Rocky Mount native shares story of sex trafficking ordeal in new documentary
Posted January 20, 2020 3:49 p.m. EST
Updated January 20, 2020 7:12 p.m. EST
Raleigh, N.C. — An estimated 4.8 million people worldwide are victims of sex trafficking, including 1 million children.
"Blind Eyes Opened" is a documentary about the magnitude of the problem and some Christian organizations that are making a difference in helping survivors. One of the six women featured in the film, which will be shown Thursday at some 800 theaters nationwide, is Rocky Mount native Niki Rowe Cross.
When Cross was 15 years old, she took off with a group of teens to go to a concert in Greensboro without her parents' permission. There, she met a man who told her he could help her with a singing career.
"He used that as his point of grooming," Cross, now 59, said recently.
The man took her to Ohio, where he and two other men forced her up the stairs of a home.
"I didn't know what was at the top of the stairs, but I knew it wasn't going to be good. I kicked, I screamed," she said.
Cross found herself shackled in an attic with two other children – a brother and sister. Cross said they shared a dirty mattress and were sold for sex up to 50 times a day.
"We were hosed down with a water hose when the smell was too rough for them. Our food was dog food put on paper plates, slung across the floor to us," she said. "There was a lot of physical damage done that the human body should not ever have to endure."
The torture went on for a year before Cross was able to escape as her abuser planned to kill her. He had already slit her throat, she said, when a few concerned people in the community who knew what was happening were able to get her away and nurse her back to health.
When she called her parents, "to hear my mother cry that way, I can't even describe how that made me feel," she said.
Cross has now made a life out of helping others. She founded STAR, or Stop the Abuse and Rescue, in Florida to help other victims, and intends to open a branch of the organization in North Carolina, after recently moving back to this state.

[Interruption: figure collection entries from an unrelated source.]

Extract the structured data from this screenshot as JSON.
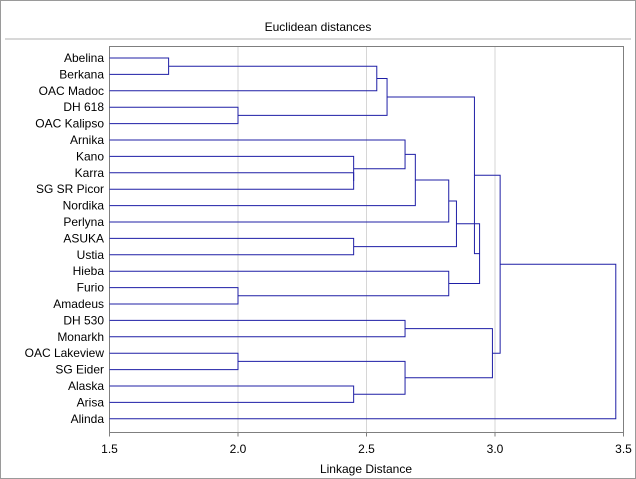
{
  "chart_data": {
    "type": "dendrogram",
    "title": "Euclidean distances",
    "xlabel": "Linkage Distance",
    "xlim": [
      1.5,
      3.5
    ],
    "xticks": [
      "1.5",
      "2.0",
      "2.5",
      "3.0",
      "3.5"
    ],
    "xtick_values": [
      1.5,
      2.0,
      2.5,
      3.0,
      3.5
    ],
    "grid": "vertical",
    "line_color": "#1f1fa6",
    "leaves": [
      "Abelina",
      "Berkana",
      "OAC Madoc",
      "DH 618",
      "OAC Kalipso",
      "Arnika",
      "Kano",
      "Karra",
      "SG SR Picor",
      "Nordika",
      "Perlyna",
      "ASUKA",
      "Ustia",
      "Hieba",
      "Furio",
      "Amadeus",
      "DH 530",
      "Monarkh",
      "OAC Lakeview",
      "SG Eider",
      "Alaska",
      "Arisa",
      "Alinda"
    ],
    "merges": [
      {
        "id": "m1",
        "a": "Abelina",
        "b": "Berkana",
        "height": 1.73
      },
      {
        "id": "m2",
        "a": "DH 618",
        "b": "OAC Kalipso",
        "height": 2.0
      },
      {
        "id": "m3",
        "a": "m1",
        "b": "OAC Madoc",
        "height": 2.54
      },
      {
        "id": "m4",
        "a": "m3",
        "b": "m2",
        "height": 2.58
      },
      {
        "id": "m5",
        "a": "Karra",
        "b": "SG SR Picor",
        "height": 2.45
      },
      {
        "id": "m6",
        "a": "Kano",
        "b": "m5",
        "height": 2.45
      },
      {
        "id": "m7",
        "a": "Arnika",
        "b": "m6",
        "height": 2.65
      },
      {
        "id": "m8",
        "a": "m7",
        "b": "Nordika",
        "height": 2.69
      },
      {
        "id": "m9",
        "a": "m8",
        "b": "Perlyna",
        "height": 2.82
      },
      {
        "id": "m10",
        "a": "ASUKA",
        "b": "Ustia",
        "height": 2.45
      },
      {
        "id": "m11",
        "a": "m9",
        "b": "m10",
        "height": 2.85
      },
      {
        "id": "m12",
        "a": "Furio",
        "b": "Amadeus",
        "height": 2.0
      },
      {
        "id": "m13",
        "a": "Hieba",
        "b": "m12",
        "height": 2.82
      },
      {
        "id": "m14",
        "a": "m11",
        "b": "m13",
        "height": 2.94
      },
      {
        "id": "m15",
        "a": "m4",
        "b": "m14",
        "height": 2.92
      },
      {
        "id": "m16",
        "a": "DH 530",
        "b": "Monarkh",
        "height": 2.65
      },
      {
        "id": "m17",
        "a": "OAC Lakeview",
        "b": "SG Eider",
        "height": 2.0
      },
      {
        "id": "m18",
        "a": "Alaska",
        "b": "Arisa",
        "height": 2.45
      },
      {
        "id": "m19",
        "a": "m17",
        "b": "m18",
        "height": 2.65
      },
      {
        "id": "m20",
        "a": "m16",
        "b": "m19",
        "height": 2.99
      },
      {
        "id": "m21",
        "a": "m15",
        "b": "m20",
        "height": 3.02
      },
      {
        "id": "m22",
        "a": "m21",
        "b": "Alinda",
        "height": 3.47
      }
    ]
  }
}
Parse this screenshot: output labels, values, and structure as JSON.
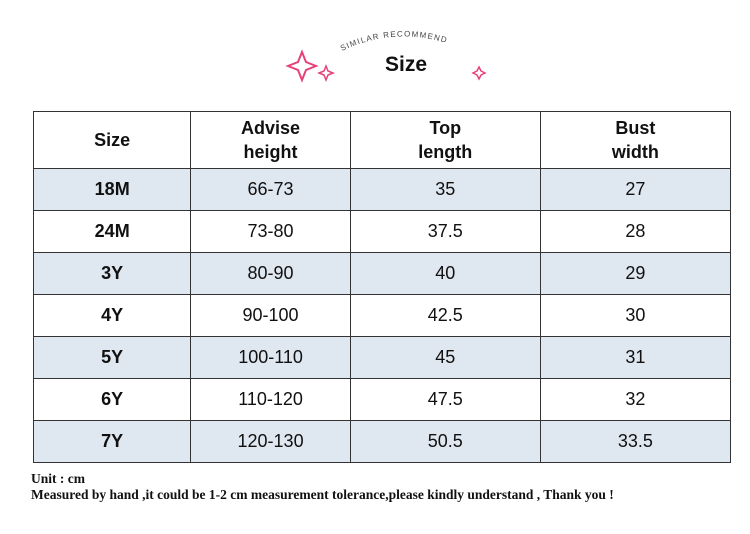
{
  "header": {
    "arc_text": "SIMILAR RECOMMEND",
    "title": "Size"
  },
  "table": {
    "columns": [
      "Size",
      "Advise height",
      "Top length",
      "Bust width"
    ],
    "rows": [
      [
        "18M",
        "66-73",
        "35",
        "27"
      ],
      [
        "24M",
        "73-80",
        "37.5",
        "28"
      ],
      [
        "3Y",
        "80-90",
        "40",
        "29"
      ],
      [
        "4Y",
        "90-100",
        "42.5",
        "30"
      ],
      [
        "5Y",
        "100-110",
        "45",
        "31"
      ],
      [
        "6Y",
        "110-120",
        "47.5",
        "32"
      ],
      [
        "7Y",
        "120-130",
        "50.5",
        "33.5"
      ]
    ]
  },
  "notes": [
    "Unit : cm",
    "Measured by hand ,it could be 1-2 cm measurement tolerance,please kindly understand , Thank you !"
  ]
}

She said there are three stages for people who have been sold for sex: victim, survivor and thriver. She counts herself in that last category and has a message for other victims.
"You don't deserve that kind of treatment, you were never created for that type of treatment and there is healing for you," she said.
"Blind Eyes Opened" can be seen at 7 p.m. Thursday at the Raleigh Grande and Regal North Hills Stadium 14 theaters in Raleigh and the Regal Crossroads Stadium 20 in Cary.